Professor Ged Martin gives a glimpse of Romford Market on the eve of the Victorian age

Duffield Coller was a Chelmsford journalist who wrote with a flowery flourish that’s charming in small doses. In 1837, he created a word-picture of the “warm and alive” scene of Romford Market.

Born at Ingatestone in 1805, Coller was unusual in coming from a Catholic family. The Petre family at Ingatestone Hall had stayed with the old religion, and protected members of their minority Church.

He was named in honour of a nun, Sister Duffield, who wanted him to become a priest. Instead, he was twice apprenticed, first to a tailor and then to a shoemaker.

Hopelessly unsuited to either trade, he ran away each time.

In 1827, he started a third apprenticeship, this time training to be a printer.

His employers soon discovered that he enjoyed scribbling. It was a short step to journalism.

That’s how he found himself surveying the bustle of Romford Market one Wednesday in May 1837. The ageing William IV was on the throne. It was the last hurrah of Hanoverian England.

“These are not dim shadows, seen through the telescope of history – they are the living, moving, money-making forms of 1837,” he proclaimed of the jostling market day throng.

To Coller, Romford Market was a strange cross between “the country and the metropolis”, the place where the “rough honest simplicity” of Havering country folk collided with “the doubtful politeness, the babble and the trickery” of the city slickers.

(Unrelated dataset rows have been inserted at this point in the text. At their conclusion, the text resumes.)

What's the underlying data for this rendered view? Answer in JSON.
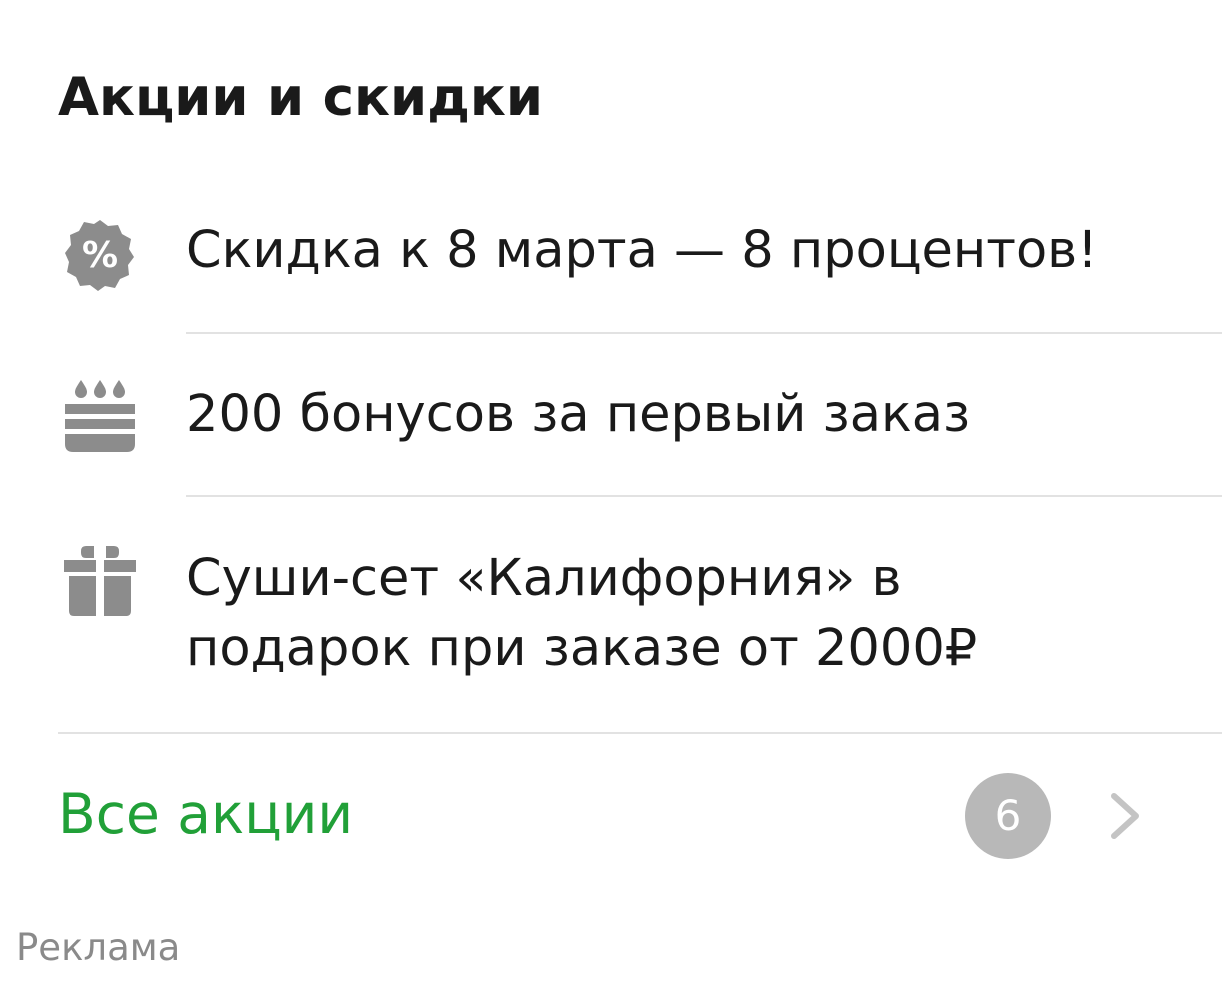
{
  "section": {
    "title": "Акции и скидки"
  },
  "promos": [
    {
      "icon": "percent-badge-icon",
      "lines": [
        "Скидка к 8 марта — 8 процентов!"
      ]
    },
    {
      "icon": "birthday-cake-icon",
      "lines": [
        "200 бонусов за первый заказ"
      ]
    },
    {
      "icon": "gift-icon",
      "lines": [
        "Суши-сет «Калифорния» в",
        "подарок при заказе от 2000₽"
      ]
    }
  ],
  "all_promos": {
    "label": "Все акции",
    "count": "6",
    "chevron_icon": "chevron-right-icon"
  },
  "ad_label": "Реклама",
  "colors": {
    "title_text": "#1a1a1a",
    "body_text": "#1a1a1a",
    "icon_gray": "#8c8c8c",
    "accent_green": "#21a038",
    "badge_gray": "#b8b8b8",
    "chevron_gray": "#c4c4c4",
    "divider": "#e2e2e2",
    "ad_text": "#8a8a8a"
  }
}
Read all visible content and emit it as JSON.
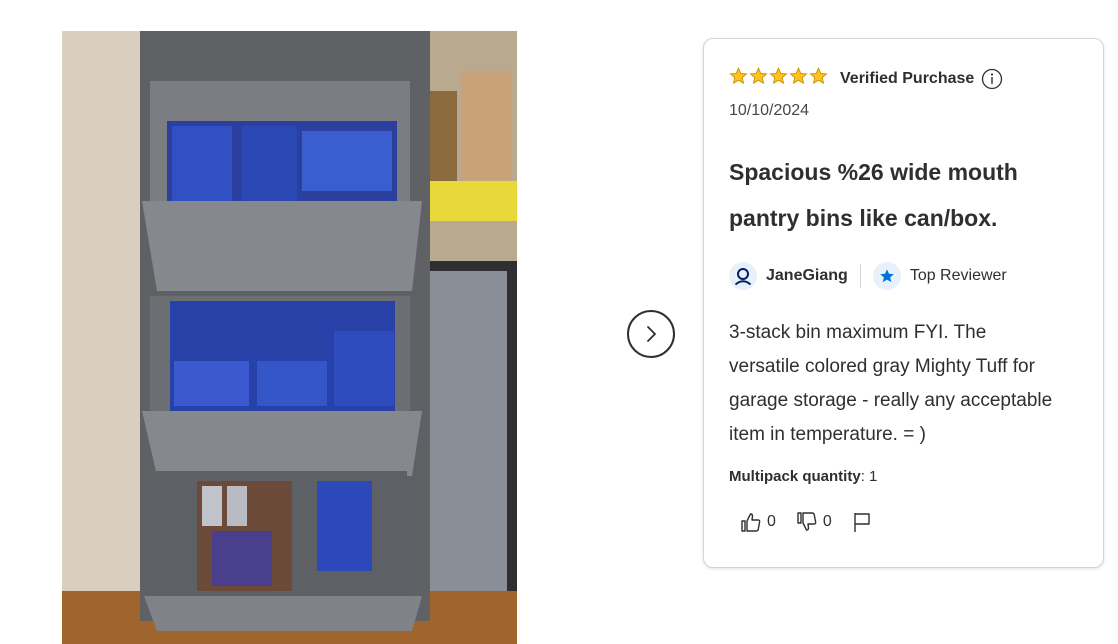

The “honest, working, warm-looking Essex farmers” could estimate the exact weight of a bullock just by looking at it.

They sank their pints, rejecting new ideas. The railway was under construction. The first train would steam into Romford two years later. But these solid locals “shake the head at railroads”.

But on Wednesdays decent Havering people mingled with a different species of humanity: men from Whitechapel who would cheat them out of sixpence, pickpockets who could magic a silk handkerchief from a pocket.

Coller advised male shoppers to stitch their watch chains to their waistcoats as a precaution against theft.

Coller sketched the market’s characters. He enjoyed the “happy-looking, easy, red-faced London butcher, who laughs at a joke before it is half-spoken”.

Money somehow slipped into his pocket “like Mr Ind’s XX down a drayman’s throat.” Edward Ind was Romford’s premier brewer, noted for his 2-X beer. He later went into partnership with two brothers called Coope, making Ind Coope a power in the world of ale.

In Australia, they would do things on a grander scale – out there, the beer would be 4-X!

Coller was less charmed by the “smart, jockeyfied little man, who knows everything, if not a little more, about horses”.

He was “a character of another cast”: don’t trust him!

It just happened that he had “a beautiful little nag” for sale, on behalf of some gentleman forced to part with it only because he must go overseas.

Beware, was Coller’s message. This character could steal “your favourite brown mare”, disguise it as dapple-grey and sell it back to you “for a trifle more than she was worth”.

Havering had no police force in 1837. Presiding over the market was an “official-looking personage, encased in an official-looking coat, turned up with red, and a gold-laced hat” – a battered uniform that looked as if it had been handed down for centuries.

Paid to watch over the morals of Market Place and its varied clientele, the official cast “a suspicious eye” at the reporter scribbling barbed comments in his notebook.

Coller decided it was time to slip away from Havering’s “ancient bailiwick”.

William IV had ten children – David Cameron is a descendant – but unfortunately, thanks to arcane royal rules, he wasn’t officially married to their mother because she was an actress.

Six weeks after Coller visited Romford, the old king died.

The crown passed to his niece, Princess Victoria. Romford Market entered the new, starchy, Victorian age.